I'm running into an odd issue where reducing the size of an input to a basic operation in a set of nested for loops causes an increase in runtime. Playing with it further, I've found it seems to be due to a notable increase in run time when the input size is, or near, a multiple of 128.
The function:
float strangeIssue(size_t patchLength)
{
using LabelType = unsigned char;
LabelType* emptyPatch = new LabelType[patchLength * patchLength * patchLength];
LabelType numClasses = 133;
size_t arraySize = numClasses * patchLength * patchLength * patchLength;
float* modelPred = new float[arraySize];
clock_t begin_time = clock();
size_t predInd = 0;
float currVal, maxVal;
LabelType label;
size_t sliceSize = patchLength * patchLength;
size_t volumeSize = patchLength * patchLength * patchLength;
for (size_t x = 0; x < patchLength; x++) {
for (size_t y = 0; y < patchLength; y++) {
for (size_t z = 0; z < patchLength; z++) {
predInd = x * sliceSize + y * patchLength + z;
maxVal = modelPred[predInd];
label = 0;
for (LabelType classInd = 1; classInd < numClasses; classInd++) {
size_t voxelClassInd = predInd + classInd * volumeSize;
currVal = modelPred[voxelClassInd];
if (currVal > maxVal) {
label = classInd;
maxVal = currVal;
}
}
emptyPatch[predInd] = label;
}
}
}
float totalTime = (float)(clock() - begin_time);
delete[] modelPred;
delete[] emptyPatch;
return totalTime / CLOCKS_PER_SEC;
}
calling it
std::vector<size_t> patchLengths({104, 112, 120, 127, 128, 129, 136, 144, 152, 160, 168, 176, 184, 240, 248, 255, 256, 257, 264, 272});
for (size_t patchLength : patchLengths) {
std::cout << "patchLength " << patchLength << " time in secs " << strangeIssue2(patchLength) << std::endl;
}
and the output (plus comments)
patchLength 104 time in secs 0.638
patchLength 112 time in secs 0.776
patchLength 120 time in secs 0.791
patchLength 127 time in secs 1.639 <--- not ~0.8xx?
patchLength 128 time in secs 2.175 <--- really?
patchLength 129 time in secs 1.596 <--- still pretty long
patchLength 136 time in secs 1.053 <--- getting back to expected
patchLength 144 time in secs 1.339
patchLength 152 time in secs 1.454
patchLength 160 time in secs 1.9
patchLength 168 time in secs 1.958
patchLength 176 time in secs 2.435
patchLength 184 time in secs 2.599
patchLength 240 time in secs 6.263
patchLength 248 time in secs 6.458
patchLength 255 time in secs 13.274 <--- why?
patchLength 256 time in secs 26.321 <--- wow!
patchLength 257 time in secs 13.764 <--- long
patchLength 264 time in secs 7.86 <--- ok
patchLength 272 time in secs 9.151
So the time is monotonically increasing until around 128. 128 takes longer than 168, while 129 and even 136 are much less.
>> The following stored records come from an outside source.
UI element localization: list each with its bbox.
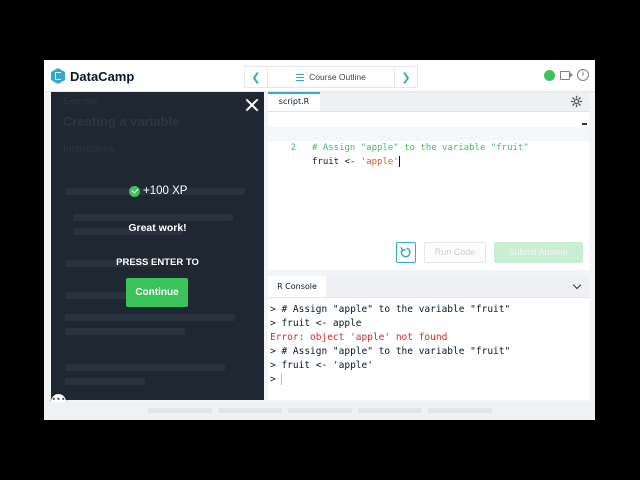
submit-answer-button[interactable]: Submit Answer [494, 242, 583, 263]
console-line: > # Assign "apple" to the variable "frui… [270, 346, 511, 357]
ghost-text-line [65, 364, 225, 371]
exercise-instructions-heading: Instructions [63, 144, 115, 155]
video-icon[interactable] [560, 71, 573, 80]
text-cursor [398, 156, 400, 167]
code-line: 2 fruit <- 'apple' [268, 127, 589, 167]
ghost-bar [358, 408, 422, 413]
ghost-bar [288, 408, 352, 413]
ghost-text-line [65, 328, 185, 335]
course-outline-label: Course Outline [309, 72, 366, 82]
course-navigation: ❮ Course Outline ❯ [244, 66, 418, 88]
exercise-panel: Exercise Creating a variable Instruction… [51, 92, 264, 400]
console-line: > fruit <- apple [270, 318, 362, 329]
run-code-button[interactable]: Run Code [424, 242, 486, 263]
success-message: Great work! [128, 222, 187, 234]
top-bar: DataCamp ❮ Course Outline ❯ i [44, 60, 595, 92]
reset-button[interactable] [396, 242, 416, 263]
ghost-text-line [73, 214, 233, 221]
ghost-text-line [65, 378, 145, 385]
exercise-title: Creating a variable [63, 114, 180, 129]
app-window: DataCamp ❮ Course Outline ❯ i Exercise C… [44, 60, 595, 420]
chevron-down-icon[interactable] [568, 278, 587, 295]
xp-award: +100 XP [129, 185, 187, 197]
xp-label: +100 XP [143, 185, 188, 197]
code-comment: # Assign "apple" to the variable "fruit" [312, 143, 529, 153]
console-error-line: Error: object 'apple' not found [270, 332, 448, 343]
press-enter-hint: PRESS ENTER TO [116, 257, 199, 268]
logo[interactable]: DataCamp [51, 67, 134, 85]
course-outline-button[interactable]: Course Outline [267, 67, 395, 87]
arrow-right-icon[interactable]: ❯ [395, 71, 417, 84]
text-cursor [281, 374, 283, 385]
ghost-text-line [65, 292, 135, 299]
check-icon [129, 185, 140, 197]
ghost-bar [428, 408, 492, 413]
ghost-text-line [65, 314, 235, 321]
ghost-bar [148, 408, 212, 413]
editor-tab-bar: script.R [268, 92, 589, 112]
line-number: 2 [290, 143, 296, 153]
code-string: 'apple' [360, 157, 399, 167]
gear-icon[interactable] [570, 95, 583, 108]
console-line: > # Assign "apple" to the variable "frui… [270, 304, 511, 315]
arrow-left-icon[interactable]: ❮ [245, 71, 267, 84]
console-output[interactable]: > # Assign "apple" to the variable "frui… [270, 303, 510, 387]
code-editor: script.R 1 # Assign "apple" to the varia… [268, 92, 589, 270]
info-icon[interactable]: i [577, 69, 589, 81]
close-icon[interactable] [245, 98, 259, 112]
brand-name: DataCamp [70, 68, 135, 84]
exercise-label: Exercise [63, 96, 98, 106]
menu-icon [296, 73, 305, 81]
undo-icon [400, 246, 411, 258]
console-line: > fruit <- 'apple' [270, 360, 373, 371]
bottom-bar [44, 402, 595, 420]
code-line: 1 # Assign "apple" to the variable "frui… [268, 113, 589, 153]
console-prompt[interactable]: > [270, 373, 510, 387]
continue-button[interactable]: Continue [126, 278, 188, 307]
console-header: R Console [268, 276, 589, 298]
r-console: R Console > # Assign "apple" to the vari… [268, 276, 589, 400]
ghost-bar [218, 408, 282, 413]
tab-script-r[interactable]: script.R [268, 92, 320, 111]
datacamp-logo-icon [51, 68, 65, 84]
status-dot-icon[interactable] [544, 70, 555, 81]
code-area[interactable]: 1 # Assign "apple" to the variable "frui… [268, 113, 589, 167]
prompt-symbol: > [270, 374, 282, 385]
tab-r-console[interactable]: R Console [268, 276, 326, 297]
code-text: fruit <- [312, 157, 361, 167]
scroll-marker [582, 123, 587, 125]
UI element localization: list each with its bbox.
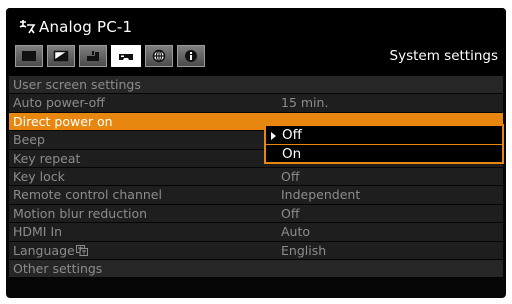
tab-system-settings[interactable] [111, 45, 141, 67]
menu-item-auto-power-off[interactable]: Auto power-off 15 min. [9, 94, 503, 112]
section-title: System settings [389, 48, 498, 64]
menu-item-label: Other settings [13, 260, 103, 276]
menu-item-label: Beep [13, 132, 45, 148]
menu-item-remote-control-channel[interactable]: Remote control channel Independent [9, 186, 503, 204]
menu-item-language[interactable]: Language English [9, 241, 503, 259]
direct-power-on-dropdown: Off On [264, 124, 504, 164]
projector-osd-menu: Analog PC-1 System settings User screen … [6, 8, 506, 298]
menu-item-label-wrap: Language [13, 242, 88, 259]
image-adjustment-icon [21, 50, 37, 62]
menu-item-label: Direct power on [13, 113, 113, 129]
settings-list: User screen settings Auto power-off 15 m… [9, 76, 503, 278]
menu-item-motion-blur-reduction[interactable]: Motion blur reduction Off [9, 204, 503, 223]
tab-information[interactable] [177, 45, 205, 67]
menu-item-label: Auto power-off [13, 95, 105, 111]
menu-item-value: Independent [281, 187, 361, 203]
menu-item-label: Remote control channel [13, 187, 162, 203]
menu-item-label: Key lock [13, 168, 65, 184]
menu-item-value: Auto [281, 224, 311, 240]
system-settings-icon [117, 50, 135, 62]
tab-display-settings[interactable] [47, 45, 75, 67]
analog-pc-input-icon [18, 19, 36, 35]
menu-item-user-screen-settings[interactable]: User screen settings [9, 76, 503, 94]
menu-item-value: English [281, 242, 327, 258]
tab-image-adjustment[interactable] [15, 45, 43, 67]
information-icon [184, 49, 198, 63]
menu-item-label: Key repeat [13, 150, 81, 166]
menu-item-hdmi-in[interactable]: HDMI In Auto [9, 223, 503, 241]
menu-item-other-settings[interactable]: Other settings [9, 259, 503, 278]
language-icon [75, 243, 88, 256]
dropdown-option-off[interactable]: Off [268, 127, 502, 144]
menu-item-label: User screen settings [13, 77, 141, 92]
dropdown-option-label: On [282, 146, 302, 162]
network-settings-icon [152, 49, 166, 63]
dropdown-option-highlight-border [266, 144, 502, 145]
input-source: Analog PC-1 [18, 17, 132, 37]
menu-item-value: 15 min. [281, 95, 329, 111]
tab-network-settings[interactable] [145, 45, 173, 67]
menu-item-value: Off [281, 205, 300, 221]
display-settings-icon [53, 50, 69, 62]
menu-item-key-lock[interactable]: Key lock Off [9, 167, 503, 186]
tab-install-settings[interactable] [79, 45, 107, 67]
menu-item-label: Language [13, 242, 75, 258]
install-settings-icon [85, 50, 101, 62]
menu-header: Analog PC-1 System settings [6, 8, 506, 76]
input-source-label: Analog PC-1 [39, 18, 133, 36]
current-value-marker-icon [271, 132, 276, 140]
dropdown-option-on[interactable]: On [268, 146, 502, 163]
menu-item-label: Motion blur reduction [13, 205, 148, 221]
menu-item-label: HDMI In [13, 224, 63, 240]
dropdown-option-label: Off [282, 127, 302, 143]
menu-tabs [15, 45, 209, 67]
menu-item-value: Off [281, 168, 300, 184]
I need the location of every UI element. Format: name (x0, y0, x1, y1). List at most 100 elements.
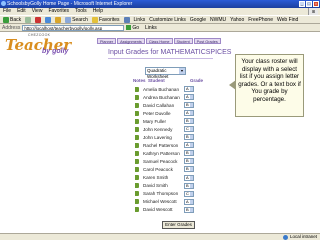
notes-icon[interactable] (135, 102, 139, 108)
grade-value: B (186, 206, 189, 212)
notes-icon[interactable] (135, 118, 139, 124)
menu-tools[interactable]: Tools (75, 8, 87, 15)
grade-select[interactable]: B (184, 182, 194, 189)
toolbar-link-2[interactable]: Customize Links (149, 17, 186, 23)
student-name: Andrea Buchanan (143, 94, 180, 100)
notes-icon[interactable] (135, 207, 139, 213)
toolbar-link-5[interactable]: Yahoo (230, 17, 244, 23)
links-label[interactable]: Links (145, 25, 157, 31)
chevron-down-icon (190, 111, 193, 116)
tab-class-home[interactable]: Class Home (145, 38, 173, 44)
student-name: John Kennedy (143, 126, 173, 132)
chevron-down-icon (190, 199, 193, 204)
notes-icon[interactable] (135, 166, 139, 172)
menu-edit[interactable]: Edit (17, 8, 26, 15)
toolbar-link-3[interactable]: Google (190, 17, 206, 23)
notes-icon[interactable] (135, 126, 139, 132)
menu-favorites[interactable]: Favorites (48, 8, 69, 15)
search-icon (65, 16, 72, 23)
notes-icon[interactable] (135, 94, 139, 100)
toolbar-link-7[interactable]: Web Find (277, 17, 298, 23)
chevron-down-icon (190, 95, 193, 100)
student-name: David Wescott (143, 207, 173, 213)
grade-select[interactable]: A (184, 110, 194, 117)
tab-student[interactable]: Student (173, 38, 193, 44)
student-name: Michael Wescott (143, 199, 177, 205)
notes-icon[interactable] (135, 142, 139, 148)
notes-icon[interactable] (135, 175, 139, 181)
grade-select[interactable]: B (184, 166, 194, 173)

Around 256, both 255 and 257 take longer than expected, though still half that of 256. Wall clock time (i.e. std::chrono::high_resolution_clock
) has a similar pattern.
If I understand the standard right, modelPred could be initialized to anything, but when running this I've found the condition (currVal > maxVal)
is never triggered. However, if I comment the if
statement out, the compiler seems to be smart enough to skip the innermost for loop entirely and all times are ~0.
I'm seeing this with Release builds from VS 2017 and VS 2019 on windows, and gcc on ubuntu, and on a couple different machines.